11 December 2024

Hush...Hush, Sweet Charlotte (1964)
Contributed by Michael Karol

Michael Karol is an award-winning New York-based entertainment journalist and author. His books include The ABC Movie of the Week Companion, Lucy A to Z: The Lucille Ball Encyclopedia, Sitcom Queens: Divas of the Small Screen, and The TV Tidbits Classic Television Book of Lists. He has interviewed a long, eclectic list of performers, producers, and writers over the years, including blues legend Johnny ‘Guitar’ Watson; songbird Phyllis Hyman; actors Gale Storm, Susan Lucci, Denise Nickerson, John Noble, Jane Connell, Kaye Ballard, Eva La Rue, Doris Singleton, Kathryn Joosten, Cameron Mathison, and David Hedison; and behind-the-scenes movers and shakers like Wonderfalls creator Bryan Fuller; House, M.D.’s creator and executive producer, David Shore; I Love Lucy’s film editor, Dann Cahn; and director William Asher, who helmed I Love Lucy and Bewitched, among other classics. Michael is currently marketing writer at the New York Botanical Garden. His website is sitcomboy.com

Why have I always loved horror flicks? Especially that genre known affectionately as Grand Guignol (or actually, a subgenre called Grand Dame Guignol, which specialized in putting female stars of, er, a certain age, into gory, violent and, to me, mesmerizingly scary horror/suspense films)?

Probably because my mom, at a very young age, shared her love of movies by taking me to see such classics of the genre as What Ever Happened to Baby Jane?, Hush…Hush, Sweet Charlotte and Dead Ringer. (She took me to see PSYCHO, too, at a Jersey drive-in, when I was just 7, but that’s another story…to this day, corpses in the basement terrify me.)

As I was a young, impressionable (gay) kid at the time, I immediately fell in love with Bette Davis, Joan Crawford, Agnes Moorehead and Olivia de Havilland - especially the latter two in one of my all-time favorite shock (some will say schlock) fests, Hush…Hush, Sweet Charlotte.

Seeing this film in an actual movie house when I was eleven had a very visceral effect on me, not unlike seeing The Exorcist nine years later in a crowded, sub-zero Times Square theater, packed to the gills with people fainting and throwing up around me: I was scared shitless.

Well, okay, Charlotte didn’t have people upchucking in the aisles. But there was plenty of screaming.

The plot is as old as the hills: sweet cousin Miriam (de Havilland) and boyfriend Dr. Drew (Joseph Cotton) conspire to drive Miriam’s cousin Charlotte Hollis (Bette Davis) crazy. Miriam is the sole heir to the Hollis fortune after Charlotte. So one little committal (as in, to an institution) will leave Miriam and Drew happily ever after.

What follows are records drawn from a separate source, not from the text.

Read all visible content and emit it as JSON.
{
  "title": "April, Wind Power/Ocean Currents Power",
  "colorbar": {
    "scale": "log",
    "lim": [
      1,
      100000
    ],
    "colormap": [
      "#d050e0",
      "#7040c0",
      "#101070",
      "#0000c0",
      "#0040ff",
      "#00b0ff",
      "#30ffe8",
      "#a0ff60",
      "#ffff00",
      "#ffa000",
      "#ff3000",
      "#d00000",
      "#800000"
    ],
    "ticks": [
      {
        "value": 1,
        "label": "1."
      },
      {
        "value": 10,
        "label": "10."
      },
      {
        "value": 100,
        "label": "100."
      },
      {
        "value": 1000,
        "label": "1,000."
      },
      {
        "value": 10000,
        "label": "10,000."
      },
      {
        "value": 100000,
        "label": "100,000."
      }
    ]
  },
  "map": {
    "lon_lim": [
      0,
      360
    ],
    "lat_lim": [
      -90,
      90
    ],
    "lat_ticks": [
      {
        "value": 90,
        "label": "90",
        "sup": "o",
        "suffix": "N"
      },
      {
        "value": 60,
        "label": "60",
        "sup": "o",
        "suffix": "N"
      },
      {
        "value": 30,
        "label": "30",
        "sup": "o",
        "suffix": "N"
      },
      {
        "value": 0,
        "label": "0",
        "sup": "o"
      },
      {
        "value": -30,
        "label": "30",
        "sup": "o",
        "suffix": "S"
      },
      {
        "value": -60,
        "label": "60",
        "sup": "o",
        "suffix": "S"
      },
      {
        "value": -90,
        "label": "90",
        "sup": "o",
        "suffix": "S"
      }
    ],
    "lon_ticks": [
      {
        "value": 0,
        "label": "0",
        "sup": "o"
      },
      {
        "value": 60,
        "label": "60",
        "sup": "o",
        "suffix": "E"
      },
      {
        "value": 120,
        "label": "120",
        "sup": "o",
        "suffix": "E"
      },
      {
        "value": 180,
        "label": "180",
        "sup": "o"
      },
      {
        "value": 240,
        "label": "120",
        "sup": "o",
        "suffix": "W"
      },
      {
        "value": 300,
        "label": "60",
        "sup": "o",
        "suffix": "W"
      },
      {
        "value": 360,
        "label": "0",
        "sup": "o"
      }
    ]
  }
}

The reason their scheme is almost foolproof is that Charlotte has been slowly going mad for 40 years, ever since she discovered the decapitated and mutilated body (a severed hand) of her married lover, John Mayhew (Bruce Dern, in one of his first big-screen appearances) in the family summer house during a big party.

Walking into the main room, carrying the murder weapon, dress covered in John’s blood, Charlotte was assumed to be the murderess, though it was never proved.

For four decades, Miriam’s been gaslighting Charlotte through the mail, and has finally decided to finish the job in person. Several things stand in her way: Charlotte remains sane enough to resist leaving her childhood home, and maid Velma (Moorehead, in a nuanced performance that should have won her the Oscar for which she was nominated) knows something’s up the minute Miriam floats in with her soothing voice and calm, yet somehow chilling, demeanor.

The real feast of this movie is watching the four leads play off against each other, which they do astonishingly well…some of it due, perhaps, to their careers having intersected more than once during Golden Age Hollywood.

As a kid, I remember being scared out of my mind when Dern’s head rolled down the long staircase as Davis screamed her lungs out; when Charlotte hears the haunting title melody played on the mansion’s harpsichord and thinks her long-dead love has returned, only to discover his severed hand under a loose floorboard; and as a crazed Charlotte, thinking that that she’s killed Drew, is forced by Miriam to help dispose of the body.

In other actors’ hands, this might have, indeed, just been a throwaway D picture. But watch Davis show you the light behind Charlotte’s broken eyes, especially when the truth is revealed at the end; note the surprising strength Moorehead invests in poor, doomed white-trash Velma; and listen to the way de Havilland practically coos her lines…but with the subtext only a great actress can offer.

Charlotte and other films of its ilk started me on a path that led to a life of devouring classic (and not-so-classic) movies — especially horror, supernatural, and suspense flicks. And for that I will be forever grateful.